NoSQL and Big Data crashed into the ordered world of relational architectures a few years back, thanks to services like Twitter, Facebook and LinkedIn. But while concepts such as key value stores and content-specific stores have certainly enriched our environments, the downside to their arrival is that it has created quite a bit …
Non-issue. ODBC will allow access and data sharing with middleware. We do that daily with Oracle (Which we are migrating away from), SAP and a few smaller MySQL instances.
SQL Server is a better choice. BI side also much better than SAP in terms of price.
So a number is atomic and can be operated on with a condition like "salary > 50000". A string is non-atomic because it suits conditions like "third letter is ‘n’". But this just reflects two patterns of comparison and decomposition. One might equally say "third digit of salary as binary is 1", or "name < 'Jones'" (neither a very realistic example, but the point is clear).
Also, the author writes of a function that scans satellite images and looks for aircraft. It might return data like:
Delta winged – 0
Swept winged – 3
Date of Birth
Straight winged - 2
Rotating winged – 2
This looks like a pretty crap function. Why does it return a DOB when looking at aircraft images? Why are two wing types coded identically?
And why did he throw away his original data? That one went right over my head - only a moron assumes that he has extracted every piece of information from original data.
In both models you can only get answers to questions where you (a) have the information necessary to provide the answer and (b) know where the data is. All this crap about schema and non-schema is just babbling nonsense.
If you built an RDB where you are locked into the questions and type of questions you can ask by the structure of the DB or the datatypes you specified in design then you shouldn't be building RDBs. The only reason to lockdown data in the way described is to screw the customer later.
Both of the data models discussed have their uses - the difference is that one approach uses a database and the other one uses data indexing. They are not even mutually exclusive. You could easily use both approaches in the same data model. If you won't use RDBs cos you're a NoSQL fanboi (or vice versa) then you don't know enough to be trusted with anyone's data - go back to school and learn about abstract thinking - most people get it by their teenage years.

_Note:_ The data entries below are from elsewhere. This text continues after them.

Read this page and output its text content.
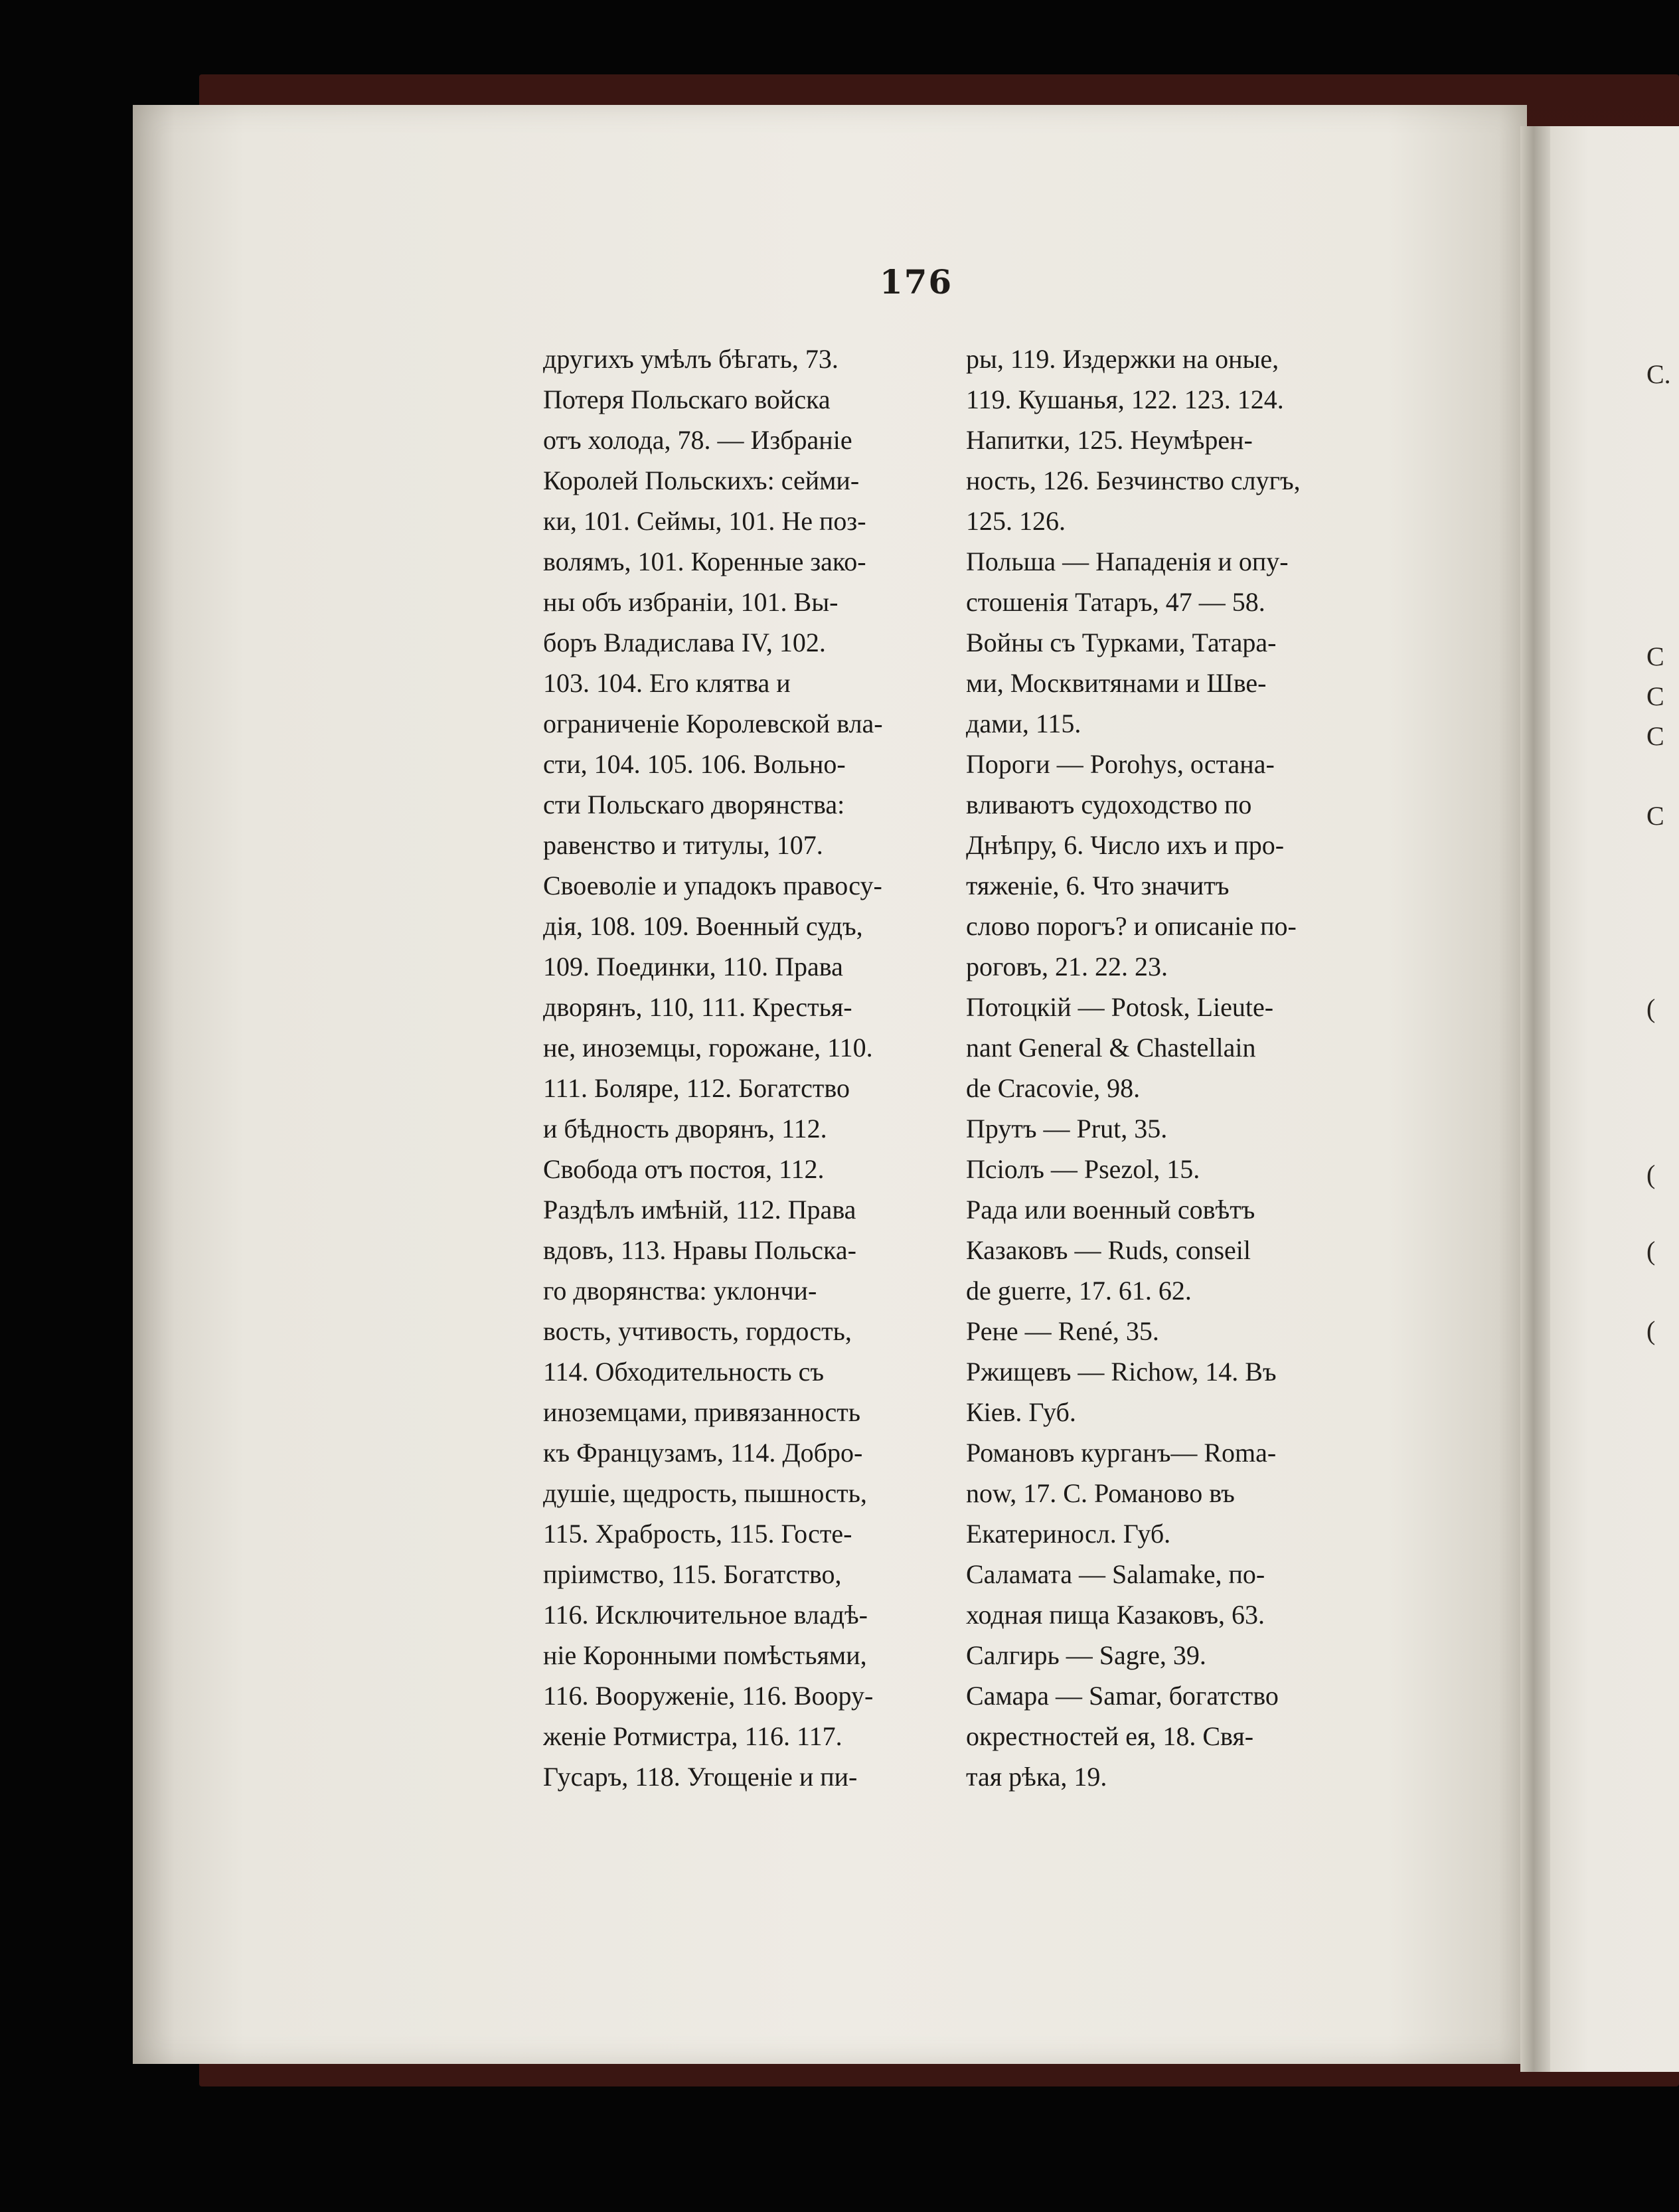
С.
С
С
С
С
(
(
(
(
176
другихъ умѣлъ бѣгать, 73.
Потеря Польскаго войска
отъ холода, 78. — Избраніе
Королей Польскихъ: сейми-
ки, 101. Сеймы, 101. Не поз-
волямъ, 101. Коренные зако-
ны объ избраніи, 101. Вы-
боръ Владислава IV, 102.
103. 104. Его клятва и
ограниченіе Королевской вла-
сти, 104. 105. 106. Вольно-
сти Польскаго дворянства:
равенство и титулы, 107.
Своеволіе и упадокъ правосу-
дія, 108. 109. Военный судъ,
109. Поединки, 110. Права
дворянъ, 110, 111. Крестья-
не, иноземцы, горожане, 110.
111. Боляре, 112. Богатство
и бѣдность дворянъ, 112.
Свобода отъ постоя, 112.
Раздѣлъ имѣній, 112. Права
вдовъ, 113. Нравы Польска-
го дворянства: уклончи-
вость, учтивость, гордость,
114. Обходительность съ
иноземцами, привязанность
къ Французамъ, 114. Добро-
душіе, щедрость, пышность,
115. Храбрость, 115. Госте-
пріимство, 115. Богатство,
116. Исключительное владѣ-
ніе Коронными помѣстьями,
116. Вооруженіе, 116. Воору-
женіе Ротмистра, 116. 117.
Гусаръ, 118. Угощеніе и пи-
ры, 119. Издержки на оные,
119. Кушанья, 122. 123. 124.
Напитки, 125. Неумѣрен-
ность, 126. Безчинство слугъ,
125. 126.
Польша — Нападенія и опу-
стошенія Татаръ, 47 — 58.
Войны съ Турками, Татара-
ми, Москвитянами и Шве-
дами, 115.
Пороги — Porohys, остана-
вливаютъ судоходство по
Днѣпру, 6. Число ихъ и про-
тяженіе, 6. Что значитъ
слово порогъ? и описаніе по-
роговъ, 21. 22. 23.
Потоцкій — Potosk, Lieute-
nant General & Chastellain
de Cracovie, 98.
Прутъ — Prut, 35.
Псiолъ — Psezol, 15.
Рада или военный совѣтъ
Казаковъ — Ruds, conseil
de guerre, 17. 61. 62.
Рене — René, 35.
Ржищевъ — Richow, 14. Въ
Кiев. Губ.
Романовъ курганъ— Roma-
now, 17. С. Романово въ
Екатериносл. Губ.
Саламата — Salamake, по-
ходная пища Казаковъ, 63.
Салгирь — Sagre, 39.
Самара — Samar, богатство
окрестностей ея, 18. Свя-
тая рѣка, 19.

And why did he throw away his original data? That one went right over my head - only a moron assumes that he has extracted every piece of information from original data
Because the volume of original data may make it financially and or technically impossible to keep
Take, for example, the square kilometer array
In operation, SKA will generate 1TB/sec of pre-processed data
In an RDBMS system the level of at which the data is deemed to be atomic is determined by the database design. Each column holds one piece of information.
If the system using the database needs to be concerned with the individual characters in a string then a string is no longer atomic and storing that data as a string is breaking a fundamental RDBMS rule.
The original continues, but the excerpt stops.